Looking back at the first half of 2015, we find few surprises in how the market performed. This month, we will compare actual year-to-date market performance with our 2015 predictions and look ahead to what we can expect in the second half of the year. But first, a quick review of the June market data.
The volume of real estate sold across all Front Range markets in June increased 10.4% compared to June of last year and was up 13.6% over May.
The supply of inventory remained tight at 1.6 months, indicating a market that continues to favor sellers.
#1. Sellers’ Market Rolls On
“Inventory levels will remain well below the six-month benchmark that divides a sellers’ market from a buyers’ market.”
Looking ahead, inventory shortages may ease a bit in the second half of the year, moving into the 3 – 4 months of supply range. According to Fannie Mae’s June 2015 Housing Survey, the share of homeowners who believe now is a good time to sell has reached a new high. This sentiment should translate into more inventory, but there does not appear to be anything on the horizon that will significantly alter the imbalance between supply and demand, particularly at the lower price points.

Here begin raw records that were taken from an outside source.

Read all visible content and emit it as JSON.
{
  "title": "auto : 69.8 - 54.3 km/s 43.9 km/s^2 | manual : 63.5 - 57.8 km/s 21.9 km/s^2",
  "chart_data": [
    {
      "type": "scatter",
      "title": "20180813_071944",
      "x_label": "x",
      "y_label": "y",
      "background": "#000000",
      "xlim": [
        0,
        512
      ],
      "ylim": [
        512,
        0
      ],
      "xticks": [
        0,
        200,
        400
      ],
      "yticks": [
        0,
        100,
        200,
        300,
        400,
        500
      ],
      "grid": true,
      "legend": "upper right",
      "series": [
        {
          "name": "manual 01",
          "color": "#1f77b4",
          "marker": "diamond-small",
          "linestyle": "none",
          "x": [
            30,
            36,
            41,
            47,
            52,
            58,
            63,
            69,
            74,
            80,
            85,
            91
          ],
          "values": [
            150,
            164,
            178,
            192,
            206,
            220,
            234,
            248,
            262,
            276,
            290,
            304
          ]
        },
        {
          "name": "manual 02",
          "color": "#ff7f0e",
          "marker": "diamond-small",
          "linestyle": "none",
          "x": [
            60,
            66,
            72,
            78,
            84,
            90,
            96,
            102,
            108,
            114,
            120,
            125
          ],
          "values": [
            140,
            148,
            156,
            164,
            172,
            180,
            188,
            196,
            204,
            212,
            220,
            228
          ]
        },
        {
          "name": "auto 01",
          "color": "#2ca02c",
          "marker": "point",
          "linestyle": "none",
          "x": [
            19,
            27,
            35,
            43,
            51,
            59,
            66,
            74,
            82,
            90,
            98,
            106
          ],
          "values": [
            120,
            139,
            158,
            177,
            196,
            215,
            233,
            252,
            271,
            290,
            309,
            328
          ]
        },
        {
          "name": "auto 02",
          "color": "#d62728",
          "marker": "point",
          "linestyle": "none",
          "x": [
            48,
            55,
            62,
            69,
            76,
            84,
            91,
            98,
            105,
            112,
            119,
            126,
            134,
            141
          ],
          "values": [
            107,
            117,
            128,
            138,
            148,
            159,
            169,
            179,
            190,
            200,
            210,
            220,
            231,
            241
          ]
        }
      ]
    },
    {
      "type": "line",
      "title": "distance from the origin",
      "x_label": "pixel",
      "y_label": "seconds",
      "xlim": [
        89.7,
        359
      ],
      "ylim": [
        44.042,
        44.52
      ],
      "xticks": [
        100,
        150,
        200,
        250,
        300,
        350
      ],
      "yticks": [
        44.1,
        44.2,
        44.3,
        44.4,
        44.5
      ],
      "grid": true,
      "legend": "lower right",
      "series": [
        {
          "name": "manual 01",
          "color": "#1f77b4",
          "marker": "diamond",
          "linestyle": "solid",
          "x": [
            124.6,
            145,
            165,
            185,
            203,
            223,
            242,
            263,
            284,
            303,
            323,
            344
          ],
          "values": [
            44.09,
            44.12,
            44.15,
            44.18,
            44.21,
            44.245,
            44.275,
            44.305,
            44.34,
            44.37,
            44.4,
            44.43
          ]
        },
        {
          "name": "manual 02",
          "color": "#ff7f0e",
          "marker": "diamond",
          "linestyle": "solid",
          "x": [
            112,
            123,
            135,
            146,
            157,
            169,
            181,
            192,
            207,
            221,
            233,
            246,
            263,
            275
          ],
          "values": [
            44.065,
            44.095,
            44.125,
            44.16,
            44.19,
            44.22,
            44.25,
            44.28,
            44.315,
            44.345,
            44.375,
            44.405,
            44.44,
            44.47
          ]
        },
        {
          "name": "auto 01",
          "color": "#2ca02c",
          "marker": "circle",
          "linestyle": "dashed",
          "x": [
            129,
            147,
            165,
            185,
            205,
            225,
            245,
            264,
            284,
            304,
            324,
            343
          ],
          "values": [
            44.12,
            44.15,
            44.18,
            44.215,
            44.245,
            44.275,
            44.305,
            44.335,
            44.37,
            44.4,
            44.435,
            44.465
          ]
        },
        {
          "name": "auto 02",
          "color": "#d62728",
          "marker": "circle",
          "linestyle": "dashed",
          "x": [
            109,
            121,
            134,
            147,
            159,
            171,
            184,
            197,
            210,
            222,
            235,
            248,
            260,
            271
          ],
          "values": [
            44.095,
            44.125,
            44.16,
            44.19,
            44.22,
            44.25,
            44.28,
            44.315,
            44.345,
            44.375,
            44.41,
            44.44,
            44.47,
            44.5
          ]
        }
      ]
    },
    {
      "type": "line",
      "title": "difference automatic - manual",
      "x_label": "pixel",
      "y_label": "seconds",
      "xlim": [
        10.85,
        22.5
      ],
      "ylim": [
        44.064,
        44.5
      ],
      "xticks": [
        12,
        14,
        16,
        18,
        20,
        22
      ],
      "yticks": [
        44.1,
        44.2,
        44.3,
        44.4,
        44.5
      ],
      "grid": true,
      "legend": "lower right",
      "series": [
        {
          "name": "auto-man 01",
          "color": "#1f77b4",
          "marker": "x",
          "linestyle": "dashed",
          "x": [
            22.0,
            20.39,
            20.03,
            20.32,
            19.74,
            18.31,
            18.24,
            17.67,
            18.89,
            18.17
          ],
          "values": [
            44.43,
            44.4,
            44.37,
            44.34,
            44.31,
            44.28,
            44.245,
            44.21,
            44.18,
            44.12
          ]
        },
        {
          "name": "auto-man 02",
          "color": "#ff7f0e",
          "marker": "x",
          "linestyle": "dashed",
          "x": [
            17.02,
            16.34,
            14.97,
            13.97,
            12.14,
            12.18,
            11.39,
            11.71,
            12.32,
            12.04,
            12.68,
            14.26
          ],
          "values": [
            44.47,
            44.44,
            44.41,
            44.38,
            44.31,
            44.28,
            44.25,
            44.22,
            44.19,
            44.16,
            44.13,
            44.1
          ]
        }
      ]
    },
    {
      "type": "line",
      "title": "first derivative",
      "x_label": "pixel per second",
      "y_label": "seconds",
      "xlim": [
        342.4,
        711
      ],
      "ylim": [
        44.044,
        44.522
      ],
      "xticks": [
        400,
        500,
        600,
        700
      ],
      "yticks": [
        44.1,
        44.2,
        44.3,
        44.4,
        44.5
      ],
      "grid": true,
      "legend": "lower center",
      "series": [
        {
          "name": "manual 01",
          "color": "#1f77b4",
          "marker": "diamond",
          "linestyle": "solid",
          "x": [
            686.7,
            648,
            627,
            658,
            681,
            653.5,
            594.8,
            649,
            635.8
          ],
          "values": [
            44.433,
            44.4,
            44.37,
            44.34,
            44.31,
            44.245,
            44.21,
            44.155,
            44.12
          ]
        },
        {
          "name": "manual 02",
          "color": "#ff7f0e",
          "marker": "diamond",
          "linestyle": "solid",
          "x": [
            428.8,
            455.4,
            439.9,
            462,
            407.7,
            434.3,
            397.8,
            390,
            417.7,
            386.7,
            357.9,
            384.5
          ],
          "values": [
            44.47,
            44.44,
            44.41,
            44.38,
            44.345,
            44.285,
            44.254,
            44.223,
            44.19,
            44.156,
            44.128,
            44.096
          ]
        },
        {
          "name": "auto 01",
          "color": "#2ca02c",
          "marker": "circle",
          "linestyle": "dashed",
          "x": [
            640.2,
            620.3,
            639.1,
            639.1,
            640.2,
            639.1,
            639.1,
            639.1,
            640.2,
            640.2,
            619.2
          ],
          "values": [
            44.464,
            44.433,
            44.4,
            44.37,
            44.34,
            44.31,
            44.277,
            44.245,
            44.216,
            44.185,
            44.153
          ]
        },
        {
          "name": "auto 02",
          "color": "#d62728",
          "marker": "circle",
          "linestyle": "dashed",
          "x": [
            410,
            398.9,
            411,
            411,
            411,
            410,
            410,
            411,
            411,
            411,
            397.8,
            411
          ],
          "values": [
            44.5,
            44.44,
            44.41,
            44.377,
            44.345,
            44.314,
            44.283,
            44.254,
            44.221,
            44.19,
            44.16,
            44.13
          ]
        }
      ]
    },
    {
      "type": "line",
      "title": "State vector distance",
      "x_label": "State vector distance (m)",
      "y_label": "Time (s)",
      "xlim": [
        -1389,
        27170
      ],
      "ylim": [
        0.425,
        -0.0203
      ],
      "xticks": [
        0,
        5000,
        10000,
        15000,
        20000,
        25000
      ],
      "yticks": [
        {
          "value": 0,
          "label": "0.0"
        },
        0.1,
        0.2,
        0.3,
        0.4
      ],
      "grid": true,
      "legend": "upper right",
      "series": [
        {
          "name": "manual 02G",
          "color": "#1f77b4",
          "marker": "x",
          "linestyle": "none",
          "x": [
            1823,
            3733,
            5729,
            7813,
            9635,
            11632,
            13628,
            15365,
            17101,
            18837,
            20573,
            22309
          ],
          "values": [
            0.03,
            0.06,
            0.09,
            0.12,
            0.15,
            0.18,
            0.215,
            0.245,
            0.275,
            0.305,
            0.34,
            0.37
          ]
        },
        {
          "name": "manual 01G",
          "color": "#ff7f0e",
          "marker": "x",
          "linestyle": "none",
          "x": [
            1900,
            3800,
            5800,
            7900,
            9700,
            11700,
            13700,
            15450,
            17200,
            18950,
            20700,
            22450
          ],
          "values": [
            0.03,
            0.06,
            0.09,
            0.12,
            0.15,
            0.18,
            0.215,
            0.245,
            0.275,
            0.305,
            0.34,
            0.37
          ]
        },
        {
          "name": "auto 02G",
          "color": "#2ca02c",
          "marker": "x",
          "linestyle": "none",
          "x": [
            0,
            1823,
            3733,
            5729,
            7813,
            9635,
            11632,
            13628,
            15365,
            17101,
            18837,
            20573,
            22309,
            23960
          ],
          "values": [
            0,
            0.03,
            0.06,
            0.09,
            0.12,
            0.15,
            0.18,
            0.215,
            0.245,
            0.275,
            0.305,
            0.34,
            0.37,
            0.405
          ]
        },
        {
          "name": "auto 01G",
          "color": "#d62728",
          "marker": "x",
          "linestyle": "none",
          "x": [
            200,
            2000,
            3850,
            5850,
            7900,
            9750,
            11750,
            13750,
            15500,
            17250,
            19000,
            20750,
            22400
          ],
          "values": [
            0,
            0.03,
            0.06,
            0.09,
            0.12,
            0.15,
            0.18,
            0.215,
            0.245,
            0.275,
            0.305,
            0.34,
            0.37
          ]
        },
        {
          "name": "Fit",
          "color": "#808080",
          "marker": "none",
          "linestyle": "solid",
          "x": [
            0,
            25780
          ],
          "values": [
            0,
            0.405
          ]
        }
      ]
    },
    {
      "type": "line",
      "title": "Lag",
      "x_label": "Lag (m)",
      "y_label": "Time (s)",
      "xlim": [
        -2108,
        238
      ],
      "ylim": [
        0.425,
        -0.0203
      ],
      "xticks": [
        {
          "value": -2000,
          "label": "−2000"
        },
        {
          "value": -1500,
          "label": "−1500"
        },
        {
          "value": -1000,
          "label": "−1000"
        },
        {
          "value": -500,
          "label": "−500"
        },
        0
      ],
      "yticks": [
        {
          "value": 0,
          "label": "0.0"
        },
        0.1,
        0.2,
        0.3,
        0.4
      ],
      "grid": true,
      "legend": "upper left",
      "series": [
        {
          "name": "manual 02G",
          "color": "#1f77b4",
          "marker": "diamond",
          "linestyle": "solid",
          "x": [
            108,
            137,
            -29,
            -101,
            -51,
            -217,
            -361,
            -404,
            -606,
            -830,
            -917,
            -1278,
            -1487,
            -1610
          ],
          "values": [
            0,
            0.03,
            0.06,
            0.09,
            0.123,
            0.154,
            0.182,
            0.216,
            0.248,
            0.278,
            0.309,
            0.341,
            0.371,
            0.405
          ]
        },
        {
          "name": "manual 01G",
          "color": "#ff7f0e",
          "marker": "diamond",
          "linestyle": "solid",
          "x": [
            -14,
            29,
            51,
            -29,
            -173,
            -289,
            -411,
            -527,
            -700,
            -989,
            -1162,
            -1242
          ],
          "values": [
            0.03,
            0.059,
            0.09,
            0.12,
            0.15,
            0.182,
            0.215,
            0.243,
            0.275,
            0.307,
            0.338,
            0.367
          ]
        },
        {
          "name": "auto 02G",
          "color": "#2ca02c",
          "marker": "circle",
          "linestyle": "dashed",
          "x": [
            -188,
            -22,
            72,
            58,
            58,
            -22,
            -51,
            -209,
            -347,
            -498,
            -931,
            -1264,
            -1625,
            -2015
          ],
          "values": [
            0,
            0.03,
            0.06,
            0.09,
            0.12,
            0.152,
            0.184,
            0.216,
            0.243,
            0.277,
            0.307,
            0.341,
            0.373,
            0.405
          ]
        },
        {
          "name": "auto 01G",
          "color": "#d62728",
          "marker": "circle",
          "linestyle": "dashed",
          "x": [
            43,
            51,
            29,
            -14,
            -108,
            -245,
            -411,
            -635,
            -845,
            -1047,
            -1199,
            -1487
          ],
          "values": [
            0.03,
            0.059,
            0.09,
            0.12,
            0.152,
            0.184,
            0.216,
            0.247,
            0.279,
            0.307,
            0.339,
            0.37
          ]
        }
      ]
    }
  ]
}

#2. More Buyers Drive Up Demand
“Job growth and low interest rates will give consumers, especially first-time homebuyers, the confidence to enter the market. However, those buyers will have to compete for a limited supply of inventory, thwarting many from actually completing a purchase. The end result will be modest increases, in the 0% to 5% range, in the volume of real estate sold in 2015 compared to 2014.”
Despite the inventory shortages, determined buyers are persevering, often making offers on two or three properties until they finally win. Undeterred by student loan debt, the millennials, America’s largest generation, are flooding into the housing market in a wave of first-time home buying bolstered by employment confidence, low interest rates, the comparative high cost of renting, and concerns that if you don’t get into the market now, you may be shut out for years.
In the second half of 2015, we expect monthly volume increases of 10% or higher to continue. The slight easing in our inventory shortage referenced above will “unstick” the market a bit and accelerate the pace of properties changing hands for a strong finish to the year.
#3. Home Values Up 6% to 8%
“We expect to see appreciation rates hover in the 6% to 8% range in 2015, with the distinct possibility that annual appreciation will approach 10% this spring before settling back down by year’s end.”
As originally predicted, we still expect to see home price gains moderate a bit in the second half, settling back down to a 6% to 10% range, similar to the pattern we saw in 2014. That said, we could easily be underestimating the strength of this market, and finishing the year with appreciation of 10% to 15% would not be a huge surprise.